Григорий опешил. Значит, кто-то подслушивает их занятия? Да, действительно, намедни, когда они с мальчиком обсуждали какую-то тему, и он, Григорий, попросил Васю высказать свое мнение, а мальчик ответил неверно, то он и сказал ему что-то вроде того: так, мол, могла бы рассуждать разве только свиная голова. Но ведь это было сказано в шутку, без тени намека на то, чтобы оскорбить ребенка, который ведь и сам понял это как шутку и весело рассмеялся на реплику учителя.
Впрочем, что тут можно было доказать? Хозяйка пожаловалась мужу. Томара был человек в общем-то весьма сложный: грубость нрава, корыстолюбие, гонор новоиспеченного дворянина, лишь недавно заведшего собственную родословную и фамильный герб, причудливым образом совмещались в нем с природной отходчивостью сердца, весьма трезвым умом. Целые глыбы ворочались в этой душе, давя и тесня друг друга.
Хотя происшествие, по его мнению, не стоило и выеденного яйца, Томара заключил, что лучше расстаться с учителем, чем лишний раз ссориться с супругой.
Когда Сковороду рассчитали, хозяин вдруг вызвал его к себе.
— Прости, государь мой! Мне жаль тебя!
Жалости, конечно, цена не велика, но Григорий растрогался. Надо же, Томара наконец-то заговорил с ним!
— Спасибо, человече, и на добром слове спасибо!
В конце января или начале февраля 1754 года, находясь еще в Каврае, Сковорода получил письмо из Москвы от некоего Коноровского Сохи. Автор просил Григория не отчаиваться в нынешних невзгодах («не печалясь ни одеянием, ни другим чем»), выражал надежду на скорую встречу и добрые перемены в жизни своего товарища.
Перемена, как видим, последовала действительно быстро.
В современных биографиях Сковороды к 1754 году принято относить не только его пребывание в Каврае, но и вторичную поездку в Москву. Уйдя из имения Томары, Григорий некоторое время прожил в Переяславе, а потом присоединился к ехавшему из Киева в Славяногреко-латинскую академию иеромонаху Владимиру Калиграфу, своему знакомому по ученью. Но в Москву спутники не могли прибыть в 1754 году.
При уточнении даты их выезда нужно исходить из того, что, как свидетельствуют документы, Калиграф получил назначение на должность префекта и преподавателя богословия в московской Академии только 31 января 1755 года. В дороге ему не повезло — сломал ногу. Лишь в августе следующего, 1756 года, по выздоровлении, новый префект приступил к исполнению своих обязанностей в Заиконоспасском монастыре.
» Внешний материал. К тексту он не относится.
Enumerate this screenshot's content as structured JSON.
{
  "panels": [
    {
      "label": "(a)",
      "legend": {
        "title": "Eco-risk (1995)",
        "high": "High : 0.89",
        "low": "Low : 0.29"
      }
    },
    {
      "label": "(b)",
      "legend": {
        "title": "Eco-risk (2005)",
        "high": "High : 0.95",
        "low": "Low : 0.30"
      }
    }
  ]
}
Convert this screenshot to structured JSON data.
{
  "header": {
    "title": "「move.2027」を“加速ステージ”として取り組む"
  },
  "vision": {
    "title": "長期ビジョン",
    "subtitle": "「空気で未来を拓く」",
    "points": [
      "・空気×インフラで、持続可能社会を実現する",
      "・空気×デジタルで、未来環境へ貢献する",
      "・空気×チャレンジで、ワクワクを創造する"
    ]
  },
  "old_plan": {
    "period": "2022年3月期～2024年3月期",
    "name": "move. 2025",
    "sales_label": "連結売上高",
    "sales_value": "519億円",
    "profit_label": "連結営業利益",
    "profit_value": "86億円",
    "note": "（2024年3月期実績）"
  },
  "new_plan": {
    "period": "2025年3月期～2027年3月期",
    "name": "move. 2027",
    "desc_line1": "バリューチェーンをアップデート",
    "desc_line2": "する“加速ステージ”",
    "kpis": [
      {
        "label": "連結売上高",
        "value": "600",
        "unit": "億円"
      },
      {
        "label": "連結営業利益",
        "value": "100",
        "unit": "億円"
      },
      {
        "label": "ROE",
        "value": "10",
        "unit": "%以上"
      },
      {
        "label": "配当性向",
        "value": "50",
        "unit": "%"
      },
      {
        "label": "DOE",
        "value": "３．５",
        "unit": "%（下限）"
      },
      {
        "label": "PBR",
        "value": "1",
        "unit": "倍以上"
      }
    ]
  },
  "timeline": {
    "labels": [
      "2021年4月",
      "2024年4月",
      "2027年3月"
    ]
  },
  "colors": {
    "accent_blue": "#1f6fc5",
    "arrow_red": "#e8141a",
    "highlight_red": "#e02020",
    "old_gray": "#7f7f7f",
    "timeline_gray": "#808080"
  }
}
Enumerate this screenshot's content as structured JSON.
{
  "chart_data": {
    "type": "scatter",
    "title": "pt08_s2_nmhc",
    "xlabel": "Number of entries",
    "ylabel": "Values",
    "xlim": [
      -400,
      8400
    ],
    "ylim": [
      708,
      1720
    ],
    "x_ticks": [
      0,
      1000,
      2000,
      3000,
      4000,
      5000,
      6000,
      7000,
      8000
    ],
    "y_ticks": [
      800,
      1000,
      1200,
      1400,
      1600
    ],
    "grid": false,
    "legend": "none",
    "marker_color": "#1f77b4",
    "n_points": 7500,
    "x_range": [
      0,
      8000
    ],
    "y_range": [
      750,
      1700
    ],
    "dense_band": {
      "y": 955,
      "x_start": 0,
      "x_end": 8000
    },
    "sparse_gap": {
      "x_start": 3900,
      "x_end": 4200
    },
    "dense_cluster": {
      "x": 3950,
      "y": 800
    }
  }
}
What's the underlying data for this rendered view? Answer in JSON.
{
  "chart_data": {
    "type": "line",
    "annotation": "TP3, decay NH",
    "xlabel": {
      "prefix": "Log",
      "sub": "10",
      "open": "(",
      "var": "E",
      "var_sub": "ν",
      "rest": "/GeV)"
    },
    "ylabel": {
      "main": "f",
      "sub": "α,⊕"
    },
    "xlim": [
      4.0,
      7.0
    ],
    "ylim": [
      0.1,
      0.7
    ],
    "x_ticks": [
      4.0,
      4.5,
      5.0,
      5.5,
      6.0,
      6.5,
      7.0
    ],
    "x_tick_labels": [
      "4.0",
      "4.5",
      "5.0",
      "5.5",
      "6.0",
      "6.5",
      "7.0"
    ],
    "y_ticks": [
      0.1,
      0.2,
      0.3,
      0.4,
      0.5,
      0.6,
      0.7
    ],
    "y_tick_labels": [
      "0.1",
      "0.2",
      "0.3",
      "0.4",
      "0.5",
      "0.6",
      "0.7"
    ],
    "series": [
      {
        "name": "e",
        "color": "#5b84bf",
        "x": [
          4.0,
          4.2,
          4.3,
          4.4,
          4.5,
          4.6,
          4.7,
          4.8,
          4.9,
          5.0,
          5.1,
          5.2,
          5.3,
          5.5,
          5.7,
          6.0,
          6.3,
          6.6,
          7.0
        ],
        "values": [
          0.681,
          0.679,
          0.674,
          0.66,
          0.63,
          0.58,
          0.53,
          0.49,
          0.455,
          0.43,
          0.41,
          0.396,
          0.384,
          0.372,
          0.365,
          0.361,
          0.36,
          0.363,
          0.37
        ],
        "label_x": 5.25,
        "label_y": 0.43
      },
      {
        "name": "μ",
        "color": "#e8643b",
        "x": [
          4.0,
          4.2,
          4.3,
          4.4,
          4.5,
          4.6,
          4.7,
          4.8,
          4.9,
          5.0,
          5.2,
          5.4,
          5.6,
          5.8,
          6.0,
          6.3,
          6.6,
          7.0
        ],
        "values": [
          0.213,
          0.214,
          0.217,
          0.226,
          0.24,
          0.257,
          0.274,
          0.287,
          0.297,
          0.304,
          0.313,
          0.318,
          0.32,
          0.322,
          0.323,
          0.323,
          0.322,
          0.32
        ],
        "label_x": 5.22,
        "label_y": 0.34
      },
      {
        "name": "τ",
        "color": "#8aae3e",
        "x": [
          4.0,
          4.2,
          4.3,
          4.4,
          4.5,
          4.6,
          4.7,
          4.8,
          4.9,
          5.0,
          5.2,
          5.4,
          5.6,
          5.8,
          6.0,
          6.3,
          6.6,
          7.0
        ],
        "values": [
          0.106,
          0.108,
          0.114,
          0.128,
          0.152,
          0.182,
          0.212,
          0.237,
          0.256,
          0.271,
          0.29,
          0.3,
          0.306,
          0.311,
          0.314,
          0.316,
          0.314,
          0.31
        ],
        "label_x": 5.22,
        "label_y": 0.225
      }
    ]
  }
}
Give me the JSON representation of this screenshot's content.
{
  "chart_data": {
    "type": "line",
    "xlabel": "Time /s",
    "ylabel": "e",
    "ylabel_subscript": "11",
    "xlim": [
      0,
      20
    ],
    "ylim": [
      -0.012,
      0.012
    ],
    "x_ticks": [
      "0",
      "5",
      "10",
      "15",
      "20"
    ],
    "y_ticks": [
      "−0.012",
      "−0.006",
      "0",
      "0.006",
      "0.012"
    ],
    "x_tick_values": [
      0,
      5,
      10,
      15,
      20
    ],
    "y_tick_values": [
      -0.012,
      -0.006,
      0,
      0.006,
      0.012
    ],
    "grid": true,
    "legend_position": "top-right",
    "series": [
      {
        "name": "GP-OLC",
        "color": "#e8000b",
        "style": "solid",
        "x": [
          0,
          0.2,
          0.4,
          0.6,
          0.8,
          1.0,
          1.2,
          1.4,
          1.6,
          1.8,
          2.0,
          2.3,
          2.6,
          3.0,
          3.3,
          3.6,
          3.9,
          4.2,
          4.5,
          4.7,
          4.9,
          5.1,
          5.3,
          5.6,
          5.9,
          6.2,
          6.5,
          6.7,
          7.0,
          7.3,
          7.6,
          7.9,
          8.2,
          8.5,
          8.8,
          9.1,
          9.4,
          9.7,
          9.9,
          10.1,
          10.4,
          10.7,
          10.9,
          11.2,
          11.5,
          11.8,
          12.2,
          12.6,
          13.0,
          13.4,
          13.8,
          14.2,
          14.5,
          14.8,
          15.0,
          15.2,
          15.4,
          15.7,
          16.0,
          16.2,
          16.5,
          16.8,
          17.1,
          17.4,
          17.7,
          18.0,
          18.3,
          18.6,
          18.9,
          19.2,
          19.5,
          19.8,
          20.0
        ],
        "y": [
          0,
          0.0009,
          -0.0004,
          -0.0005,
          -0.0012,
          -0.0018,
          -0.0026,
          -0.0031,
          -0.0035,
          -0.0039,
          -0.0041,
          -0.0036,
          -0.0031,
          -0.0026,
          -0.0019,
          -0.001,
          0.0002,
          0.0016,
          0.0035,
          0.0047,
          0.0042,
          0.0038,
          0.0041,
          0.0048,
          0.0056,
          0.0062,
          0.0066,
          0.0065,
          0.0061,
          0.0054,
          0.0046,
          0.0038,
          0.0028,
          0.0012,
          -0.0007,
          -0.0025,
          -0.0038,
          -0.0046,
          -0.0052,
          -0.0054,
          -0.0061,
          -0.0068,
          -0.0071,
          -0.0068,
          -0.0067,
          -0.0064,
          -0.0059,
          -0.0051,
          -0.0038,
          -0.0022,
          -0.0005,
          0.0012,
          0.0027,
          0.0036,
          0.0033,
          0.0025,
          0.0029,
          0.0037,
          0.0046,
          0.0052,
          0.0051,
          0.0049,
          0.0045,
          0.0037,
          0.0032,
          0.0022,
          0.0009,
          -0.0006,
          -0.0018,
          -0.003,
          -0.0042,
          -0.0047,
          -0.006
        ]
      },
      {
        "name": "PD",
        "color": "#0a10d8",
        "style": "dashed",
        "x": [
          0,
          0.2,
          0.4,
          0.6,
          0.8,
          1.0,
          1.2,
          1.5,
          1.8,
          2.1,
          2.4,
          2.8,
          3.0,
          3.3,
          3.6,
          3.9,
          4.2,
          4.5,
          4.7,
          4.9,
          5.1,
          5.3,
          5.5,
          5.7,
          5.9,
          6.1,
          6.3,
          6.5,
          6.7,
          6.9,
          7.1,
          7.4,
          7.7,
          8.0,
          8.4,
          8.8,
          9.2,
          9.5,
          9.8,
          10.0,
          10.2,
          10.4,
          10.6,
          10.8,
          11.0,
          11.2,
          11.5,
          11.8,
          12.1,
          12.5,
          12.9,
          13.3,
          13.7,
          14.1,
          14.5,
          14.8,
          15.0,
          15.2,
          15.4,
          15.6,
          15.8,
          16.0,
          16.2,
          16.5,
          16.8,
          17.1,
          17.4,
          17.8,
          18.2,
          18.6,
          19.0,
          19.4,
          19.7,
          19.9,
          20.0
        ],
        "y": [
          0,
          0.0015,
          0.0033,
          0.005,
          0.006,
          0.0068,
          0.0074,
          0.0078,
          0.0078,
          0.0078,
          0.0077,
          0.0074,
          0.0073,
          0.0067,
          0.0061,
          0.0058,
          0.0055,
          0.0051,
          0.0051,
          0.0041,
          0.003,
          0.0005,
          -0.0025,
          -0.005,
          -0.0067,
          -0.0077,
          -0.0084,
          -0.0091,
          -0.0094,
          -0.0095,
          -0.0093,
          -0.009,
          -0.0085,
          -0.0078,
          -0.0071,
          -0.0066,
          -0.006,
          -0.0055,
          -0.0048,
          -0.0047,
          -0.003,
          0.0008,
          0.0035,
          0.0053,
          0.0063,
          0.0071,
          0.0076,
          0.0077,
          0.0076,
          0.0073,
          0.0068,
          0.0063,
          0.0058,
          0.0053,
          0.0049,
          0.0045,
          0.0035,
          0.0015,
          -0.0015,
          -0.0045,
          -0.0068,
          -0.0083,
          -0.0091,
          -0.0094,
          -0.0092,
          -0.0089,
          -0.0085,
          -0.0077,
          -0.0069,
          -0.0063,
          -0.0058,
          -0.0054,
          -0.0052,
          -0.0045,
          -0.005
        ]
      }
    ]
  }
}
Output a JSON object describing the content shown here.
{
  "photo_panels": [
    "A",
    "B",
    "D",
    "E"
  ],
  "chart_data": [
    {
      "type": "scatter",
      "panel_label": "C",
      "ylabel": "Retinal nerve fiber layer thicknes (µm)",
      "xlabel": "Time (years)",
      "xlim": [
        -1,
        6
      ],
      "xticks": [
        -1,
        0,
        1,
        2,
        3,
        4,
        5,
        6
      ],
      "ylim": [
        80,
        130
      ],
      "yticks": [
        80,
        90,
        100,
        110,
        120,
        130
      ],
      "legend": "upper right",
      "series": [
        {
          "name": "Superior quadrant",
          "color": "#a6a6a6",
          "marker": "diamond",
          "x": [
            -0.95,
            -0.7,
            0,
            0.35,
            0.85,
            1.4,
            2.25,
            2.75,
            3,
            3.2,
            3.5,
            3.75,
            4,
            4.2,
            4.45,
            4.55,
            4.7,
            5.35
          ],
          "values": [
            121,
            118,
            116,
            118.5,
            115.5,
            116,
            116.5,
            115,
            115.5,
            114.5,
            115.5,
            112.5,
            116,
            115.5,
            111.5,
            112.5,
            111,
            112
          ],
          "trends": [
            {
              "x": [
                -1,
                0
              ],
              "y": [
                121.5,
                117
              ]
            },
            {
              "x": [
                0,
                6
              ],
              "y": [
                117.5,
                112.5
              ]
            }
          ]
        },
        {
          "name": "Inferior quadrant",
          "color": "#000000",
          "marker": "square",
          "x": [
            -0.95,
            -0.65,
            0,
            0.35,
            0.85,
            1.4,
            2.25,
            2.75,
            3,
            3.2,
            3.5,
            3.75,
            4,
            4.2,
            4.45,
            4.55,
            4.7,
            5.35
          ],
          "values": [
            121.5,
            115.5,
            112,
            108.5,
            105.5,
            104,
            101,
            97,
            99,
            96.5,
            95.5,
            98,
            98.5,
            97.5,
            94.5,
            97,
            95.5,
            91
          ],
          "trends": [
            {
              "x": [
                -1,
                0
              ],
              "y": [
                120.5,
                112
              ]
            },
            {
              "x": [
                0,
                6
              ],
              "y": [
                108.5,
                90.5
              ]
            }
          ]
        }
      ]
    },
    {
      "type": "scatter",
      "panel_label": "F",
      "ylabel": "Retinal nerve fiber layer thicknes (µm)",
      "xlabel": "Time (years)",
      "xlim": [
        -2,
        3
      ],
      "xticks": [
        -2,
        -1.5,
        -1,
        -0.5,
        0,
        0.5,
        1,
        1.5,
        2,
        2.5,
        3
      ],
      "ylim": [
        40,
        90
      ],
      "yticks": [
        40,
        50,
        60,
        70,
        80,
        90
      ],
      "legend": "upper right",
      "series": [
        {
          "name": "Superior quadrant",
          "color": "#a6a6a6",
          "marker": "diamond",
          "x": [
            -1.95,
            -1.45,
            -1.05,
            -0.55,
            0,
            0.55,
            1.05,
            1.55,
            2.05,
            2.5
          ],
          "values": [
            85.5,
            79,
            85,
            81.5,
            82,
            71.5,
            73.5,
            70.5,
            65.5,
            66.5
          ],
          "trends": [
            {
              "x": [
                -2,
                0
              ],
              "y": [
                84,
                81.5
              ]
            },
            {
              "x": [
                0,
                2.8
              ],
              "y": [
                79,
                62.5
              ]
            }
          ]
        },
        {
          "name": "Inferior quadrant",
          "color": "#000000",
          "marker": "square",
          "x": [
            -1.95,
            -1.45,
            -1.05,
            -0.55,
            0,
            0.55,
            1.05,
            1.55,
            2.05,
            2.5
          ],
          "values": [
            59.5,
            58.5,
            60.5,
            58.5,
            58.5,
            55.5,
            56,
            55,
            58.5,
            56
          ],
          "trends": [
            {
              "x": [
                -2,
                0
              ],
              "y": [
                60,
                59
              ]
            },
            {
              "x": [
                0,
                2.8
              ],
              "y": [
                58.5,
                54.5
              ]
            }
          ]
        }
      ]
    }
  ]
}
Значит, пребывание Сковороды в Москве приходится на 1755й и, возможно, 1756 год, но никак не на 1754й.
Калиграф, человек европейски образованный, вез с собой из Киева обширную библиотеку, которую украшали книги Эразма Роттердамского и особо почитаемого им Лейбница. К характеристике спутника Сковороды следует добавить еще одну немаловажную деталь. Он был из выкрестов — принявших православие евреев, и, как это нередко бывает с выкрестами, подвизающимися на духовном поприще, Калиграф чувствовал себя в новой обстановке не совсем уверенно. Мало того, что к нему со всех сторон присматривались не без ревности, он и сам мое подать явный повод для нее. Так, кстати, получилось с ним в Москве. Произнося здесь одну из норных своих проповедей, Калиграф, что называется, сорвался: избрав темой суеверие, он сделал упор на том, что иконопочитание часто превращается в идолопочитание, и в увлечении переступил ту тончайшую богословскую грань, за которой его суждения приобретали уже привкус ереси. Где-нибудь в другом месте и в иное время (например, в северной столице при ее основателе Петре) ему бы такая вольность и сошла незаметно, но не в Москве с ее обостренным слухом на мельчайшую догматическую фальшивинку, с ее многовековой влюбленностью в икону — земное вместилище небесной красоты. Да, икона может сделаться для невежды чуть ли не идолом, но сама она по природе своей не просто деревянная доска, разрисованная яичной краской и покрытая олифой, а образ святости. Этого не понимали византийские иконоборцы, этого не хотят понимать лютеране и кальвинисты, а с ними заодно и приезжий «философ».